Por su lado, el Gobierno de Moscú continúa con lo que se considera una conducta de alto riesgo, mediante una oleada de masivas presencias que van del Ártico al continente africano, la intimidación de sus vecinos, la salvaje represión de los opositores políticos en su país y la tangible ola de ataques cibernéticos e híbridos a los países de la OTAN.

Con menor ruido, China está consolidando su primacía en el escenario de la región Asia-Pacífico y numerosos proyectos sensible alrededor del planeta, lo que supone un claro apetito de futuro dominio de los desarrollos tecnológicos.

Y si bien la OTAN no considera a Beijing un adversario estratégico, la conducta de la dirigencia representa un concreto desafío al poder económico y a la diplomacia Occidental. En poco tiempo China será la mayor economía del mundo, tendrá segundo presupuesto de defensa y la marina más importante de todo el planeta. Esa expansión aclara el sentido de sus acciones de control de infraestructuras críticas de enlace con Europa y los trazados del camino de cintura, los trazados viales y las conexiones portuarias que unen todos los canales de comunicación estratégicos.

Pero el diagnóstico central de Occidente hasta ahora descansa en el hecho de que Beijing no comparte los valores esenciales del capitalismo tradicional. Sus autoridades crearon un sistema de vigilancia y control del pueblo que no tiene precedentes (ahora extendido a Hong Kong), mediante el que se reprime a las minorías religiosas, amenaza a Taiwán (y a otras regiones vecinas), con acciones que restringen la libertad de navegación en el Mar del Sur de la China. Y si bien en la actualidad tales medidas no son visiblemente agresivas, la Organización no descarta que puedan tener lugar crisis militares o conflictos limitados (como ocurrió con India en el Himalaya), o a través de guerras protagonizadas por “proxis”.

El consenso occidental parece residir en que ningún país puede hacer frente a estos desafíos en forma individual. Sólo una acción estratégica y concertada en el ámbito de la OTAN, que no sólo es una alianza militar, sino también un fuerte nexo político, dará viabilidad a una respuesta coordinada en todos los frentes. Ello permitiría asegurar una mejor defensa colectiva y preventiva ante cualquier tipo de amenazas.

En Bruselas Biden piensa reunirse con el actual presidente del Consejo Europeo de la UE, Charles Michel, un órgano que representa a los 27 Estados miembros, y con la presidente de la Comisión Europea, doctora Úrsula von der Leyen. A diferencia de Trump, el jefe de la Casa Blanca considera a la UE como un aliado en la promoción del comercio internacional, la lucha contra el cambio climático y las operaciones destinadas a poner fin a la pandemia del Covid-19. Ambos interlocutores parecen coincidir en la necesidad de investigar el origen de la pandemia sin interferencias de ninguna especie, lo que implica poner contra la pared a la dirigencia china.

El viaje presidencial serviría de escenario apto para terminar la disputa comercial existente entre Washington y la UE sobre los subsidios a sus industrias aeronáuticas de sus respectivos países y regiones. También fijarían un plazo para resolver la controversia sobre las tarifas punitivas de Washington a las industrias del acero y el aluminio del Viejo Continente, cuya ilegalidad es obvia.

Lo único que podría interponerse con estos objetivos, es que la UE quiere resguarda sin excepciones su “soberanía estratégica” para legislar.

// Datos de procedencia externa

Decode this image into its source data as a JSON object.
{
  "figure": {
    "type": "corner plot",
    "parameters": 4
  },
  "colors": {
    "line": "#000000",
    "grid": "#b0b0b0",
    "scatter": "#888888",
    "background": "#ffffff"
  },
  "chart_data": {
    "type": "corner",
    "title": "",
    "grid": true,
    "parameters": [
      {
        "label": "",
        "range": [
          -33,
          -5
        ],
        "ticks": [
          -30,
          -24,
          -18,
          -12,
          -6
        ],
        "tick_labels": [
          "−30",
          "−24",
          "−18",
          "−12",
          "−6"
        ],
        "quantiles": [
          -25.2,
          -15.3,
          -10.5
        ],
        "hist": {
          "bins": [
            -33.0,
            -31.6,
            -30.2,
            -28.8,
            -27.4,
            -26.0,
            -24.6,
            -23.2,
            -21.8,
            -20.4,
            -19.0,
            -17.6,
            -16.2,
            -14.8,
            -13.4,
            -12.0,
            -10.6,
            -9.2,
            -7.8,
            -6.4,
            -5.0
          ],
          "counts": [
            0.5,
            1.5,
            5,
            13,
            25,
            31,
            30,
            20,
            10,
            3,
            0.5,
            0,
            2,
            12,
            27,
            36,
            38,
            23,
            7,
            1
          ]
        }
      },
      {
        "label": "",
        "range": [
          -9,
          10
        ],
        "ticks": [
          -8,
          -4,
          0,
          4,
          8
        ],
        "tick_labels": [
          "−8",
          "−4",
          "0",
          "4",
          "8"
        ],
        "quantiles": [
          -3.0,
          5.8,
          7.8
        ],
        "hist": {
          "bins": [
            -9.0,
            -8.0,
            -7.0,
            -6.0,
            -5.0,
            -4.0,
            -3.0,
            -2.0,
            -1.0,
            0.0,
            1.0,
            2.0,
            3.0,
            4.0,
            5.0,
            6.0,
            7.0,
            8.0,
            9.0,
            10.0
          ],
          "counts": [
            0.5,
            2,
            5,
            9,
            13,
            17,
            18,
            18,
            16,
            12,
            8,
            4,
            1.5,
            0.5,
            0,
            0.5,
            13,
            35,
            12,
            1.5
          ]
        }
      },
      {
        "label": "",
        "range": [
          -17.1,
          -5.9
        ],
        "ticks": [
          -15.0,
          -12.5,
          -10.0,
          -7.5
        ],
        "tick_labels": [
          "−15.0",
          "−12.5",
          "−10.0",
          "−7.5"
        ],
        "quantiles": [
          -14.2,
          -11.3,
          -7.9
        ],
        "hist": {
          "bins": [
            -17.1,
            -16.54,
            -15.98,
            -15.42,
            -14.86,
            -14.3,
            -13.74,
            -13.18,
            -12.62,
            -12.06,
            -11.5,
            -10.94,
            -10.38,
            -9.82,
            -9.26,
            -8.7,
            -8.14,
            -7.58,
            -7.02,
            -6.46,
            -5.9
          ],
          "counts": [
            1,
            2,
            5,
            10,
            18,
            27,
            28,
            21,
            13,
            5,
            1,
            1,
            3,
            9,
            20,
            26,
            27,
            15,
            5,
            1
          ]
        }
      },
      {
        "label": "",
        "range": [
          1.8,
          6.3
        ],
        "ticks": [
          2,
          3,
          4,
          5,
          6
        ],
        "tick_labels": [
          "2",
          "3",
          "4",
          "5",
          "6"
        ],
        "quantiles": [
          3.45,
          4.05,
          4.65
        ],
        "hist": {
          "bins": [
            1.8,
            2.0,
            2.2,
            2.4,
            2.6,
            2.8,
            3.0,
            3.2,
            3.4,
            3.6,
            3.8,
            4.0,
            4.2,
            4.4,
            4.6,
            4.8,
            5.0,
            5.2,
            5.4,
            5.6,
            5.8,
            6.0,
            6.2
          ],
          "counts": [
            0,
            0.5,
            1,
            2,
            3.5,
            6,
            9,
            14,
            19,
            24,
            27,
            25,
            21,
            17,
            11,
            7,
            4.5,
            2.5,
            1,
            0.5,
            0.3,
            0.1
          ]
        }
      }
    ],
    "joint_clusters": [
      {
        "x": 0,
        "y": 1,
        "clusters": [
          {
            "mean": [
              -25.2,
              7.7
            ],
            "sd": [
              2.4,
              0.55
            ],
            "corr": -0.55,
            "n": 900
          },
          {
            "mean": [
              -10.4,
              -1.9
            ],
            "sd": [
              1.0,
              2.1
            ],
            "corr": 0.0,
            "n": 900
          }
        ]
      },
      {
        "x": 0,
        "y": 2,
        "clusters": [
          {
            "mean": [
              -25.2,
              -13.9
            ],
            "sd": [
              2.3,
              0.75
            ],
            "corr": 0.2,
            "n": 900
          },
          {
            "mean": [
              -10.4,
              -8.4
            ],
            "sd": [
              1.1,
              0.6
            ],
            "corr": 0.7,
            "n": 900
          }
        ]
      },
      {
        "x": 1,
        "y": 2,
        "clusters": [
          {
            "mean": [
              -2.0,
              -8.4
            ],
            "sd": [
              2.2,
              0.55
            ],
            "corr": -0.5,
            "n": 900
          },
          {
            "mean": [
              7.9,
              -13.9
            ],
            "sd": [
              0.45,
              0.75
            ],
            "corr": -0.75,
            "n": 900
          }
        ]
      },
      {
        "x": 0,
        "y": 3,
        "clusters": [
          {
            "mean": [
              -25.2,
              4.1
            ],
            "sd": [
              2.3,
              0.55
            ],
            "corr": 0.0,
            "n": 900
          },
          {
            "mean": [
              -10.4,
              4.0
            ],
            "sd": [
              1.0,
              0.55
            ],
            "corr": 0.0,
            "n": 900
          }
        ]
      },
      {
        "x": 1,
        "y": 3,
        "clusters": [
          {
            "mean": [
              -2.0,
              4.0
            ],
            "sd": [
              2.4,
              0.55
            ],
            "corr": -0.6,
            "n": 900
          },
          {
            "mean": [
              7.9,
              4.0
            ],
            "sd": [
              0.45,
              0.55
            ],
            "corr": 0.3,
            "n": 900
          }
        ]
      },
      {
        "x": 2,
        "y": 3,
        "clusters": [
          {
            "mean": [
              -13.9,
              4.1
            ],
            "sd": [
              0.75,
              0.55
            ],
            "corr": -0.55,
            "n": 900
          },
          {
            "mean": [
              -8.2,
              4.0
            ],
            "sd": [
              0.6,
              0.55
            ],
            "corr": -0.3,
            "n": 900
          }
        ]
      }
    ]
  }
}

Adicionalmente, quiere manejar a su modo la interlocución con China.

Los europeos consideran que la interdependencia económica originada por la globalización, limita abusivamente los distintos puntos de vista e intereses de sus miembros. Que las reuniones lleguen a buen puerto depende de esos y otros factores de alta complejidad, los que no conviene debatir sin estar en el cerebro de estos grandes interlocutores.